Non dobbiamo però credere che tutti saranno ammessi nella comunione con Dio. La stessa Sacra Scrittura c’insegna che alcuni se ne ritroveranno esclusi. Leggiamo nel Vangelo di Giovanni a proposito di Gesù Cristo che «chi crede in lui non è condannato; ma chi non crede è già stato condannato, perché non ha creduto nell’unigenito Figlio di Dio» (Gv 3,17-18). Anzitutto, questo significa «che quel giudizio finale è già in atto, incomincia adesso nel corso della nostra esistenza. Tale giudizio è pronunciato in ogni istante della vita, come riscontro della nostra accoglienza con fede della salvezza presente ed operante in Cristo, oppure della nostra incredulità, con la conseguente chiusura in noi stessi».

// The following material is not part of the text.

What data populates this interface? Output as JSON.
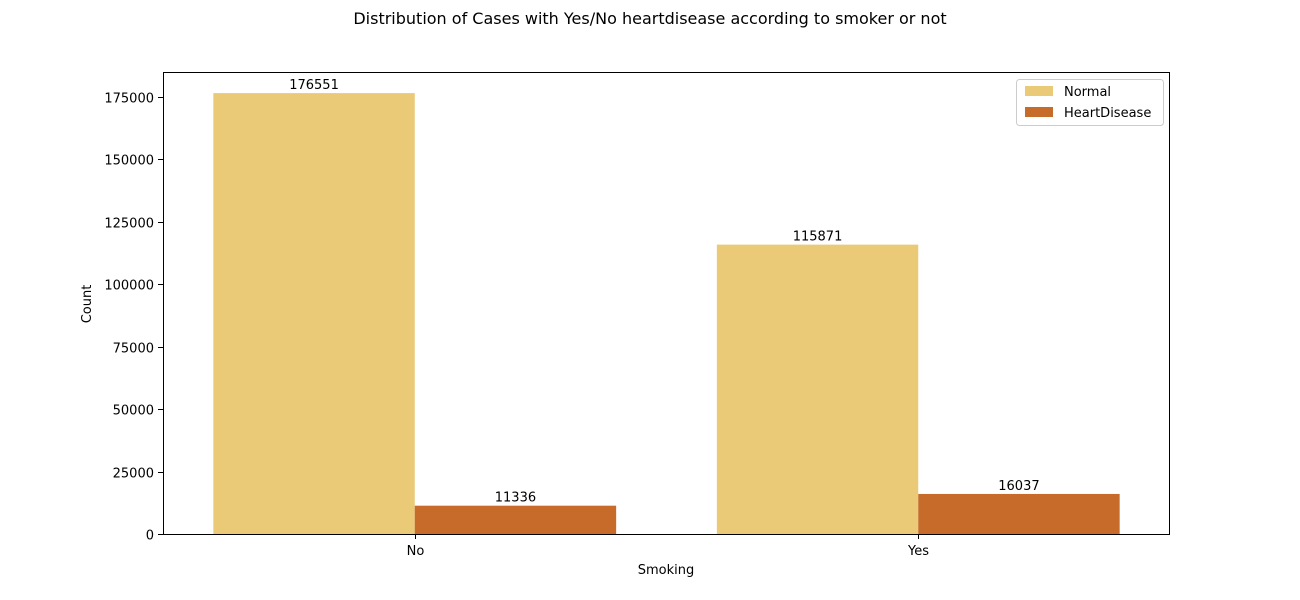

La possibilità dell’esclusione dalla comunione con Dio è tragicamente reale. Infatti, «se noi ci chiudiamo all’amore di Gesù, siamo noi stessi che ci condanniamo. La salvezza è aprirsi a Gesù, e Lui ci salva; se siamo peccatori – e lo siamo tutti – Gli chiediamo perdono e se andiamo a Lui con la voglia di essere buoni, il Signore ci perdona. Ma per questo dobbiamo aprirci all’amore di Gesù, che è più forte di tutte le altre cose. L’amore di Gesù è grande, l’amore di Gesù è misericordioso, l’amore di Gesù perdona; ma tu devi aprirti e aprirsi significa pentirsi, accusarsi delle cose che non sono buone e che abbiamo fatto».

Il Signore vorrebbe salvare tutti. Ma «siamo noi che possiamo diventare in un certo senso giudici di noi stessi, autocondannandoci all’esclusione dalla comunione con Dio e con i fratelli». Dobbiamo dunque fin da ora «vigilare sui nostri pensieri e sui nostri atteggiamenti», pensando «a questo giudizio che comincia adesso, è già cominciato».